Tools of Artificial Intelligence
Some more tools used in the development of artificial intelligence with higher accuracy and better performance are-
ii) Mathematical Optimization or Search Optimization
Many problems in AI can be solved in theory by intelligently searching through many possible solutions: Reasoning can be reduced to performing a search. For example, logical proof can be viewed as searching for a path that leads from premises to conclusions, where each step is the application of an inference rule. Planning algorithms search through trees of goals and sub-goals, attempting to find a path to a target goal, a process called means-ends analysis. Robotics algorithms for moving limbs and grasping objects use local searches in configuration space. Many learning algorithms use search algorithms based on optimization. Simple exhaustive searches are rarely sufficient for most real-world problems: the search space (the number of places to search) quickly grows to astronomical numbers. The result is a search that is too slow or never completes. The solution, for many problems, is to use "heuristics" or "rules of thumb" that prioritize choices in favour of those that are more likely to reach a goal and to do so in a shorter number of steps.

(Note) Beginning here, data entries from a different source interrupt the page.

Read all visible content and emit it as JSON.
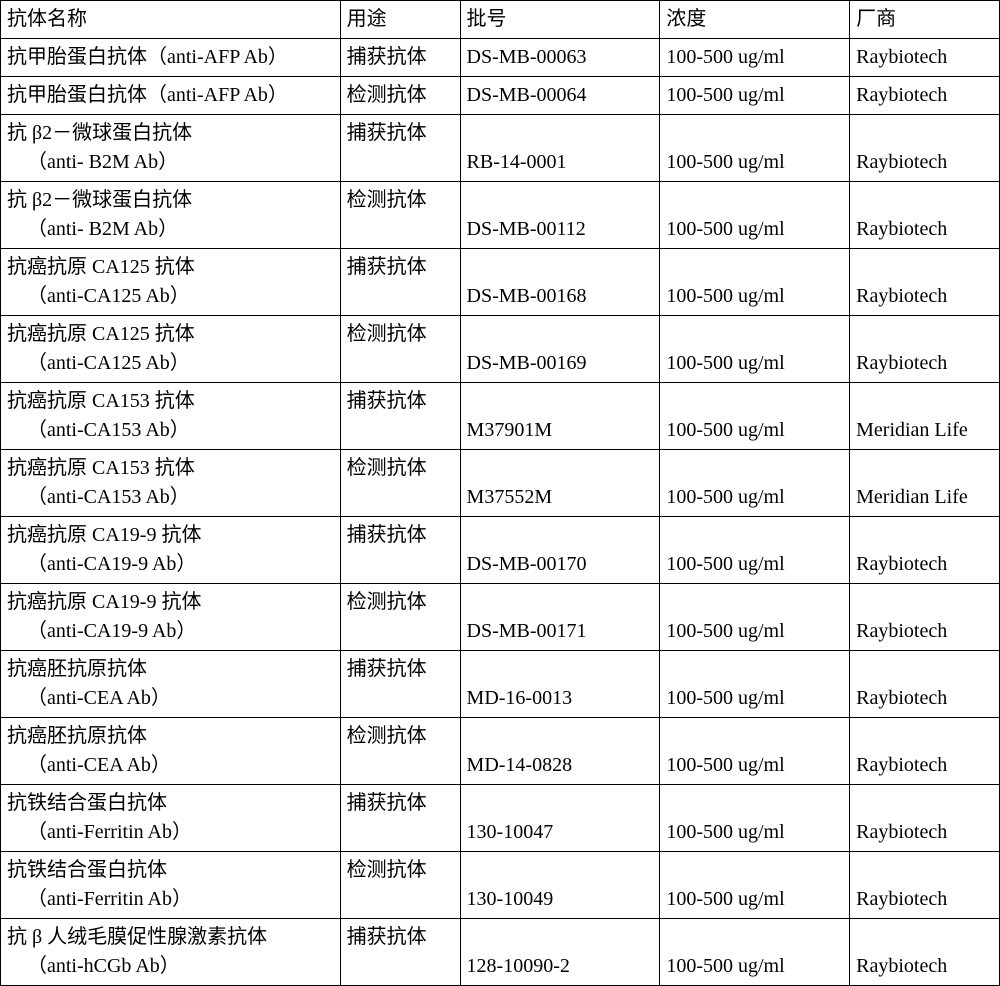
{
  "table": {
    "columns": [
      "抗体名称",
      "用途",
      "批号",
      "浓度",
      "厂商"
    ],
    "col_widths_pct": [
      34,
      12,
      20,
      19,
      15
    ],
    "border_color": "#000000",
    "background_color": "#ffffff",
    "font_family": "SimSun / Times New Roman",
    "font_size_pt": 15,
    "rows": [
      {
        "name_lines": [
          "抗甲胎蛋白抗体（anti-AFP Ab）"
        ],
        "use": "捕获抗体",
        "lot": "DS-MB-00063",
        "conc": "100-500 ug/ml",
        "vendor": "Raybiotech",
        "single": true
      },
      {
        "name_lines": [
          "抗甲胎蛋白抗体（anti-AFP Ab）"
        ],
        "use": "检测抗体",
        "lot": "DS-MB-00064",
        "conc": "100-500 ug/ml",
        "vendor": "Raybiotech",
        "single": true
      },
      {
        "name_lines": [
          "抗 β2－微球蛋白抗体",
          "（anti- B2M Ab）"
        ],
        "use": "捕获抗体",
        "lot": "RB-14-0001",
        "conc": "100-500 ug/ml",
        "vendor": "Raybiotech"
      },
      {
        "name_lines": [
          "抗 β2－微球蛋白抗体",
          "（anti- B2M Ab）"
        ],
        "use": "检测抗体",
        "lot": "DS-MB-00112",
        "conc": "100-500 ug/ml",
        "vendor": "Raybiotech"
      },
      {
        "name_lines": [
          "抗癌抗原 CA125 抗体",
          "（anti-CA125 Ab）"
        ],
        "use": "捕获抗体",
        "lot": "DS-MB-00168",
        "conc": "100-500 ug/ml",
        "vendor": "Raybiotech"
      },
      {
        "name_lines": [
          "抗癌抗原 CA125 抗体",
          "（anti-CA125 Ab）"
        ],
        "use": "检测抗体",
        "lot": "DS-MB-00169",
        "conc": "100-500 ug/ml",
        "vendor": "Raybiotech"
      },
      {
        "name_lines": [
          "抗癌抗原 CA153 抗体",
          "（anti-CA153 Ab）"
        ],
        "use": "捕获抗体",
        "lot": "M37901M",
        "conc": "100-500 ug/ml",
        "vendor": "Meridian Life"
      },
      {
        "name_lines": [
          "抗癌抗原 CA153 抗体",
          "（anti-CA153 Ab）"
        ],
        "use": "检测抗体",
        "lot": "M37552M",
        "conc": "100-500 ug/ml",
        "vendor": "Meridian Life"
      },
      {
        "name_lines": [
          "抗癌抗原 CA19-9 抗体",
          "（anti-CA19-9 Ab）"
        ],
        "use": "捕获抗体",
        "lot": "DS-MB-00170",
        "conc": "100-500 ug/ml",
        "vendor": "Raybiotech"
      },
      {
        "name_lines": [
          "抗癌抗原 CA19-9 抗体",
          "（anti-CA19-9 Ab）"
        ],
        "use": "检测抗体",
        "lot": "DS-MB-00171",
        "conc": "100-500 ug/ml",
        "vendor": "Raybiotech"
      },
      {
        "name_lines": [
          "抗癌胚抗原抗体",
          "（anti-CEA Ab）"
        ],
        "use": "捕获抗体",
        "lot": "MD-16-0013",
        "conc": "100-500 ug/ml",
        "vendor": "Raybiotech"
      },
      {
        "name_lines": [
          "抗癌胚抗原抗体",
          "（anti-CEA Ab）"
        ],
        "use": "检测抗体",
        "lot": "MD-14-0828",
        "conc": "100-500 ug/ml",
        "vendor": "Raybiotech"
      },
      {
        "name_lines": [
          "抗铁结合蛋白抗体",
          "（anti-Ferritin Ab）"
        ],
        "use": "捕获抗体",
        "lot": "130-10047",
        "conc": "100-500 ug/ml",
        "vendor": "Raybiotech"
      },
      {
        "name_lines": [
          "抗铁结合蛋白抗体",
          "（anti-Ferritin Ab）"
        ],
        "use": "检测抗体",
        "lot": "130-10049",
        "conc": "100-500 ug/ml",
        "vendor": "Raybiotech"
      },
      {
        "name_lines": [
          "抗 β 人绒毛膜促性腺激素抗体",
          "（anti-hCGb Ab）"
        ],
        "use": "捕获抗体",
        "lot": "128-10090-2",
        "conc": "100-500 ug/ml",
        "vendor": "Raybiotech"
      }
    ]
  }
}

In some search methodologies heuristics can also serve to entirely eliminate some choices that are unlikely to lead to a goal (called "pruning the search tree"). Heuristics supply the program with a "best guess" for the path on which the solution lies. Heuristics limit the search for solutions into a smaller sample size.
A very different kind of search came to prominence in the 1990s, based on the mathematical theory of optimization. For many problems, it is possible to begin the search with some form of a guess and then refine the guess incrementally until no more refinements can be made. These algorithms can be visualized as blind hill climbing: we begin the search at a random point on the landscape, and then, by jumps or steps, we keep moving our guess uphill, until we reach the top. Other optimization algorithms are simulated annealing, beam search and random optimization. Evolutionary computation uses a form of optimization search. For example, they may begin with a population of organisms (the guesses) and then allow them to mutate and recombine, selecting only the fittest to survive each generation (refining the guesses). Classic evolutionary algorithms include genetic algorithms, gene expression programming, and genetic programming. Alternatively, distributed search processes can coordinate via swarm intelligence algorithms. Two popular swarm algorithms used in search are particle swarm optimization and this is inspired by bird flocking and ant colony optimization which is inspired by ant trails.
iii) Decision Theory and Utility Theory
Expectation-maximization clustering of Old Faithful eruption data starts from a random guess but then successfully converges on an accurate clustering of the two physically distinct modes of eruption. Many problems in AI (in reasoning, planning, learning, perception, and robotics) require the agent to operate with incomplete or uncertain information. AI researchers have devised a number of powerful tools to solve these problems using methods from probability theory and economics. Bayesian networks are a very general tool that can be used for a large number of problems: reasoning (using the Bayesian inference algorithm), learning (using the expectation-maximization algorithm), planning (using decision networks) and perception (using dynamic Bayesian networks). Probabilistic algorithms can also be used for filtering, prediction, smoothing and finding explanations for streams of data, helping perception systems to analyse processes that occur over time. Compared with symbolic logic, formal Bayesian inference is computationally expensive. For inference to be tractable, most observations must be conditionally independent of one another. Complicated graphs with diamonds or other "loops" (undirected cycles) can require a sophisticated method such as Markov Chain Monte Carlo, which spreads an ensemble of random walkers throughout the Bayesian network and attempts to converge to an assessment of the conditional probabilities. Bayesian networks are used on XBox Live to rate and match players; wins and losses are "evidence" of how good a player is. A key concept from the science of economics is "utility": a measure of how valuable something is to an intelligent agent. Precise mathematical tools have been developed that analyse how an agent can make choices and plan, using decision theory, decision analysis, and information value theory. These tools include models such as Markov decision processes, dynamic decision networks, game theory and mechanism design.